What this tool does
JSON to CSV Converter turns an array of objects into flat comma-separated output for spreadsheets, reports and lightweight exports. It is useful when your source data already exists as JSON but the destination workflow needs something spreadsheet-friendly.
This page is designed for quick browser-side export rather than deep schema transformation. It gathers keys across the JSON array, builds a CSV header row and outputs a clean text file you can copy or download immediately.
- Convert object arrays into CSV for spreadsheets and manual review.
- Create fast exports for reports, support workflows and ad hoc analysis.
- Generate a simple flat file without opening a notebook or script.
When to use it
Use JSON to CSV when teammates need the data in Excel, Google Sheets, Airtable imports or manual QA workflows. CSV is easier for non-developers to open, sort and annotate, which makes it a good handoff format.
It also helps when you want to inspect object arrays from APIs or logs in a more column-oriented view before cleaning, profiling or sharing the data.
- Export API results for spreadsheet review.
- Turn object arrays into a shareable CSV for stakeholders.
- Prepare flat files before profiling or cleanup in other tools.
Common input problems and best practices
The cleanest results come from arrays of objects that use consistent keys.
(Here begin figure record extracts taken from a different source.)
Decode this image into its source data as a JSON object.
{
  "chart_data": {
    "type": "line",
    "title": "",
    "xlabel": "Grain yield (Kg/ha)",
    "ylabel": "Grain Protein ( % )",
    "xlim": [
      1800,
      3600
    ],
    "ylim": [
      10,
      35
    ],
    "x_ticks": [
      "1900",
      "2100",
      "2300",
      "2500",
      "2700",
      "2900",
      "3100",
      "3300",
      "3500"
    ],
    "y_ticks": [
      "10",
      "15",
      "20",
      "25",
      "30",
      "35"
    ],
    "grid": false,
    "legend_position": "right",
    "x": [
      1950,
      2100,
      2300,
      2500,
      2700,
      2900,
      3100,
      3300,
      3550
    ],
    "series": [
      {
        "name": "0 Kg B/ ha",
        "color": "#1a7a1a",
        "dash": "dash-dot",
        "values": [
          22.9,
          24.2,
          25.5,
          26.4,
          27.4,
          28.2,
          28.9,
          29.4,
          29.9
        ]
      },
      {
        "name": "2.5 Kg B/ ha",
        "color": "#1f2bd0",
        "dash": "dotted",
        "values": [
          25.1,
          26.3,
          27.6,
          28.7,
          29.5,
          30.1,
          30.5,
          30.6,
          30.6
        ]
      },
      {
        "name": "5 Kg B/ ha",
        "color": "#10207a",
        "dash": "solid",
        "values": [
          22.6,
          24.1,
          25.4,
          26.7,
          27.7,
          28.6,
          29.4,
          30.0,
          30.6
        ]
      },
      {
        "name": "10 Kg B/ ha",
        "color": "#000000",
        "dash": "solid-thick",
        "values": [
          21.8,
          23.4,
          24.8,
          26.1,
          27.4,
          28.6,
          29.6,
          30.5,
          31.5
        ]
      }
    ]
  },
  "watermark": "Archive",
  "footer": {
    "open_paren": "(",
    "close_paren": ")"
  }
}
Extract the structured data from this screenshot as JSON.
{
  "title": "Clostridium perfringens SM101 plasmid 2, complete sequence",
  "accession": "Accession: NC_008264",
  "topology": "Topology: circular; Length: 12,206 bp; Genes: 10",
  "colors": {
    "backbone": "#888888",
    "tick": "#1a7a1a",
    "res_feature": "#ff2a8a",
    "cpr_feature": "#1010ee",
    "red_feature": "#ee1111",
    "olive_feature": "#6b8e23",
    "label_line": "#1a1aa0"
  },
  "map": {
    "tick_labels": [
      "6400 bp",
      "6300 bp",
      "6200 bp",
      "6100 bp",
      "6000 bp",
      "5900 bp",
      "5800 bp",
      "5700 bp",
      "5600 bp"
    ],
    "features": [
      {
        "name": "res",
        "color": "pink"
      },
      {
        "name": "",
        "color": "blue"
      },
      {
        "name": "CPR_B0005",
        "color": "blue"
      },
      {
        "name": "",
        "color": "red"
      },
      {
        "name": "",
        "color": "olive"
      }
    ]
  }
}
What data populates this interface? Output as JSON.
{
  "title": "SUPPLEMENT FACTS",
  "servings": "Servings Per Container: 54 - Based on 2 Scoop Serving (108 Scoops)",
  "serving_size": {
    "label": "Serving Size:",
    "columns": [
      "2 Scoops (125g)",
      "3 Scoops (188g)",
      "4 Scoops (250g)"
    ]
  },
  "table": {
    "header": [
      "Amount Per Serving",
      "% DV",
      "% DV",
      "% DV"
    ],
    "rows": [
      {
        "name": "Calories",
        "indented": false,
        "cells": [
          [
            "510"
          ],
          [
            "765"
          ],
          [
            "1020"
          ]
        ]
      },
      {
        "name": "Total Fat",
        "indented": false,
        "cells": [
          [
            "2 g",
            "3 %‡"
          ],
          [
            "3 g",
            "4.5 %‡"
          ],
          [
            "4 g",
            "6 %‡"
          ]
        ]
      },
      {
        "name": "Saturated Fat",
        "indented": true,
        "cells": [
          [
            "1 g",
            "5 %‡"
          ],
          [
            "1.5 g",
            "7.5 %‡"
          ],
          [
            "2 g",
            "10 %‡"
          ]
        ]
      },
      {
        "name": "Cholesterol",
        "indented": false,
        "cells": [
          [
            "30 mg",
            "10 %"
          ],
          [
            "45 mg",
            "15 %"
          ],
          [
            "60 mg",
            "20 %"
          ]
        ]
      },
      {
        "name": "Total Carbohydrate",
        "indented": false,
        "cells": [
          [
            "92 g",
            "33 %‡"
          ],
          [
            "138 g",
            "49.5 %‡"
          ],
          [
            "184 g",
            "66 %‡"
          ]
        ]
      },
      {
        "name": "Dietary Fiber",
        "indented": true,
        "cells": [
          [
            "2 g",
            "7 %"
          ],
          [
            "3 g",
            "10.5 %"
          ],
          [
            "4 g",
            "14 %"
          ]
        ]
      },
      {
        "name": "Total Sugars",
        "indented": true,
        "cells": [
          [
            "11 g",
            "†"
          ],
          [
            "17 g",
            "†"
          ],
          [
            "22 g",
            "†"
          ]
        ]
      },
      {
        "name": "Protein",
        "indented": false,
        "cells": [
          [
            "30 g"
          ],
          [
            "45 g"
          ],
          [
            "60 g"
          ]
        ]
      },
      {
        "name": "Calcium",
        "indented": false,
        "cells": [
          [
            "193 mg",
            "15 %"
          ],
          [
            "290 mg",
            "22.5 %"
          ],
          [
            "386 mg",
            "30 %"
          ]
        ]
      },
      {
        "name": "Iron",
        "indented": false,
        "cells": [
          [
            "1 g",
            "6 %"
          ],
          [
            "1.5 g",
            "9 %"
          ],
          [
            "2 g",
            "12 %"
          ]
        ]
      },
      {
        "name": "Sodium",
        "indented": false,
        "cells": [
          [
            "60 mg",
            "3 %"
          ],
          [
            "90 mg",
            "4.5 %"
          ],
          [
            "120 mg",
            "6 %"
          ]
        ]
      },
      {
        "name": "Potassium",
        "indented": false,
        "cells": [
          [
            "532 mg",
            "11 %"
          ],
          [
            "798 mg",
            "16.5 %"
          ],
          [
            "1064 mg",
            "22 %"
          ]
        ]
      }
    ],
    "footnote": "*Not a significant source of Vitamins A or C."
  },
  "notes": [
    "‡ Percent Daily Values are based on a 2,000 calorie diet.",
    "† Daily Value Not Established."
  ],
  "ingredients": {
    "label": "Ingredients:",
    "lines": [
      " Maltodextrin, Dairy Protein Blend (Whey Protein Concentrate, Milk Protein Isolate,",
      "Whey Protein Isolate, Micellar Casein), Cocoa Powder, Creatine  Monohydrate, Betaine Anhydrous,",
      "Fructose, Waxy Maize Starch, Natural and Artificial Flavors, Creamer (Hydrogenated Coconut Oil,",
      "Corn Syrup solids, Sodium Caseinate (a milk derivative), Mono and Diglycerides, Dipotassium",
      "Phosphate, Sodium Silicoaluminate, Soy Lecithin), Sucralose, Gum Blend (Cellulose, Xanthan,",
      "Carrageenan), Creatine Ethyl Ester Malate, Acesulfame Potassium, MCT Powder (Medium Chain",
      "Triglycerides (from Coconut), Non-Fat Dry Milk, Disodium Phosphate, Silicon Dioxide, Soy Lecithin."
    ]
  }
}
When some records are missing fields or include extra keys, the converter still works, but the output will contain blank cells for missing values and a wider header row overall.
Nested objects are stringified rather than deeply flattened. That is a deliberate choice to keep the export stable and predictable, but it means you should simplify or reshape deeply nested data before expecting a perfect spreadsheet export.
- Use arrays of plain objects whenever possible.
- Review nested fields before sending the CSV to spreadsheet users.
- Format and validate the JSON first so the export step is easier to trust.